How an average Product Manager looks at AI and AI Agents today
Denver Product Summit attendees conducted a SWOT analysis of AI, highlighting its potential to increase productivity, drive innovation, and create new opportunities - (Denver Product Summit post)
A few weeks ago, I got to attend the Denver Product Summit, and of course AI was a constant theme through the day. This was the first year of this summit and it sold out very quickly. There was a great set of speakers and workshops. I definitely appreciate the Denver tech scene. One of the highlights was Eric Marcoullier giving his classic “Your product doesn’t f**king matter!” speeches.
One of the exercises in the afternoon broke the crowd of a few hundred product managers and designers into groups to go through and do a classic SWOT analysis of AI, which is a strategic planning exercise used to identify and evaluate Strengths, Weaknesses, Opportunities, and Threats. Who doesn’t love a good post it note exercise.
The high level themes of what came out of the exercise;
Strengths (S)
AI can increase productivity (e.g., automation, faster learning, efficient natural language search).
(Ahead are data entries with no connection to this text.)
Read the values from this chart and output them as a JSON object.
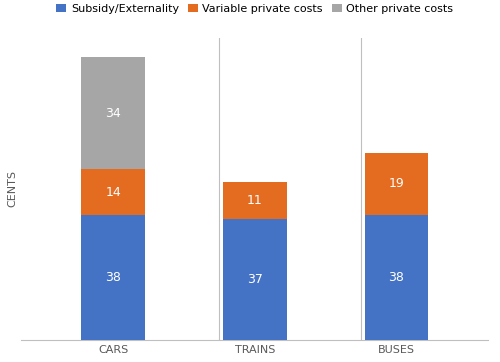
{
  "categories": [
    "CARS",
    "TRAINS",
    "BUSES"
  ],
  "subsidy_externality": [
    38,
    37,
    38
  ],
  "variable_private_costs": [
    14,
    11,
    19
  ],
  "other_private_costs": [
    34,
    0,
    0
  ],
  "colors": {
    "subsidy": "#4472C4",
    "variable": "#E36C21",
    "other": "#A6A6A6"
  },
  "legend_labels": [
    "Subsidy/Externality",
    "Variable private costs",
    "Other private costs"
  ],
  "ylabel": "CENTS",
  "bar_width": 0.45,
  "ylim": [
    0,
    92
  ],
  "label_fontsize": 9,
  "axis_label_fontsize": 8,
  "legend_fontsize": 8,
  "tick_fontsize": 8,
  "divider_color": "#BFBFBF",
  "bg_color": "#FFFFFF"
}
Saves time and allows for a quicker cycle in tasks (e.g., summarizing data, producing results fast).
AI represents the future of products and offers the potential for breakthroughs in various sectors.
New jobs and industries can emerge as AI technology advances.
Encourages focus on core tasks and allows for more innovation.
Weaknesses (W)
Lack of trust in AI and concerns about hallucinations or inaccuracies in results.
AI often lacks empathy and doesn't always understand the nuance in information.
Bias and reliability issues with AI outputs are ongoing challenges.
Not accessible to everyone, particularly with gaps in education and resources.
AI sometimes loses the essence of the original goal when processing or summarizing data.
Opportunities (O)
AI has the potential to become an assistant that helps with rapid prototyping and other tasks, encouraging more reading and learning.
It can improve autonomy, creating new use cases and better engagement with users.
The ability to solve problems faster, develop new solutions in industries, and accelerate innovation.
Encourages creativity and opens opportunities for more flexible, intuitive solutions to problems.
Helps reduce the burden of repetitive tasks and enhance work/life balance.
Threats (T)
There are risks of foreign interference, particularly regarding misinformation.
AI systems may exacerbate inequalities, as they are not equally accessible.
Threats include loss of control or misuse of AI, possibly impacting autonomy and individual decision-making.
Concerns over privacy and how AI handles personal information.
The legal and regulatory environment around AI is uncertain and could lead to litigation or slow down progress.
My thoughts: The reason I wanted to drop this in an agents newsletter is that agents are not yet top of mind for people building and developing products. Broadly people are just beginning to understand LLMs alone and are not yet in a place to internalize the additional dimensions which come from reasoning and tools combined with an LLM. I think this is also important to call out as we must rethink and revolutionize our approaches to design patterns, application building, and service interconnectivity to harness their full potential. Reusing a prior design pattern will not help take the cognitive lift off of a consumer's mind for completing a transaction. One of the goals of putting agents in front of a consumer is to remove complexity where possible, especially on actions which are low risk. The SWOT exercise was still great and helped me understand how other product managers are thinking about this space.